Oh, joy! I couldn’t believe our problem was going to be resolved this easily.


I was miffed that we were having a problem at all. In Late last year, we’d had an extended “checkup” of the furnace that resulted in the addition of a “draft induction” unit. (Don’t ask.) Both operations took hours on separate days and cost quite a chunk of change.


After all that, I figured the furnace should be trouble-free for a few years.


But if the fuel had run out…well, that was another matter to address.


The duo went downstairs and came back a few minutes later. The reset hadn’t worked.


Back to square one.


While we waited for the technician to arrive, Paul set up a space heater in between the living and dining rooms. It was a sunny day, so our tall, south facing windows were keeping things relatively comfortable. We ate our lunch. I was remaining calm and practicing non-resistance. I was letting the universe do its work.

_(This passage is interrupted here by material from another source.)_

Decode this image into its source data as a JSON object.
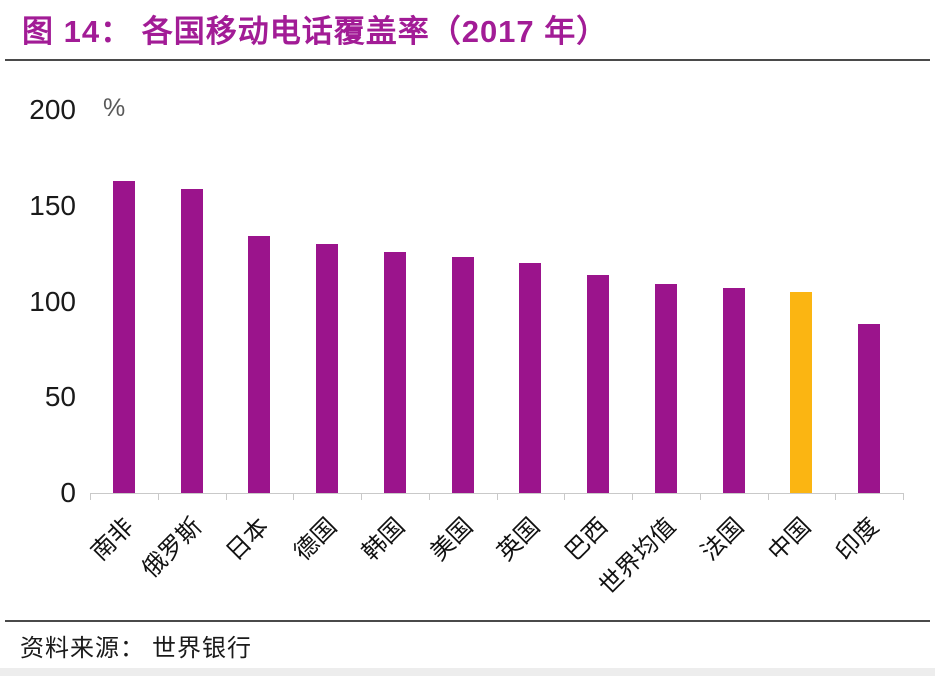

Finally a cheerful young man arrived, confident he was going to get us up and going within minutes.


He was wrong.


We could hear him making several calls to HQ. He went out to his truck several times. I was feeling less Zen by the minute. Then he gave us the somber news that he had tried to replace a part in the furnace twice, and had blown both replacements. But he was not giving up!


By now it was time for Paul to take Will on another walk. This was fortuitous, because I had kept sending Paul to the cellar to check on the tech’s progress. Now, on his own, the tech had time to ponder the situation and he figured out what the problem was. It had something to do with the empty oil tank failing to set off an alarm, shorting a circuit.


The solution, however, was back at HQ.


He set off to get the needed part. I decided I needed coffee, so I fired up the Keurig. This shorted the circuit that the space heater was on. Paul reset it. I made my coffee. Then I noticed that the WiFi router—also on the heater/Keurig circuit—was off. I looked at the Bose radio. The clock numbers were blinking. I said, “We did it again!”


The whole house is falling apart, a voice inside my head shrieked.


I wasn’t even trying to be calm at this point.


Back to the cellar Paul went, but the heater/Keurig/router circuit was fine. One of us had dislodged a power strip while unplugging the space heater. And I had not reset the Bose after the actual outage. Of course, if we had blown a circuit again, there would have been no numbers blinking.


The house was not falling apart. The Internet was restored. After resetting the clock, I went back to sitting in my chair with a blanket and my hard-earned coffee.


The tech returned quickly with the part he needed and got the furnace going again. He was quite proud of himself. I could see he took pride in his work, and that made me happy—although not as pleased as I was about the heat being back on.


The furnace hummed merrily along, and soon we were up to a comfortable 70 degrees. Then Paul lit a fire in the woodstove, so we turned the thermostat down to 66. It wouldn’t go on again until we were in bed for the night, around 8:45 p.m. Yup, the furnace goes on at the same time every night, after the woodstove cools down.


Of course, on this night we were on tenterhooks. Would the furnace go on as usual? I lay awake, waiting, thinking of all the times I’d cursed its roar in the night as it woke me from a sound sleep. Never again, I vowed.


The furnace came on. Paul and I cheered. But wait—I hopped out of bed and stood over the hot-air vent to make sure.

Ah, yes, heat. Wonderful heat. If you live in an old and drafty house, you don’t want to live without it.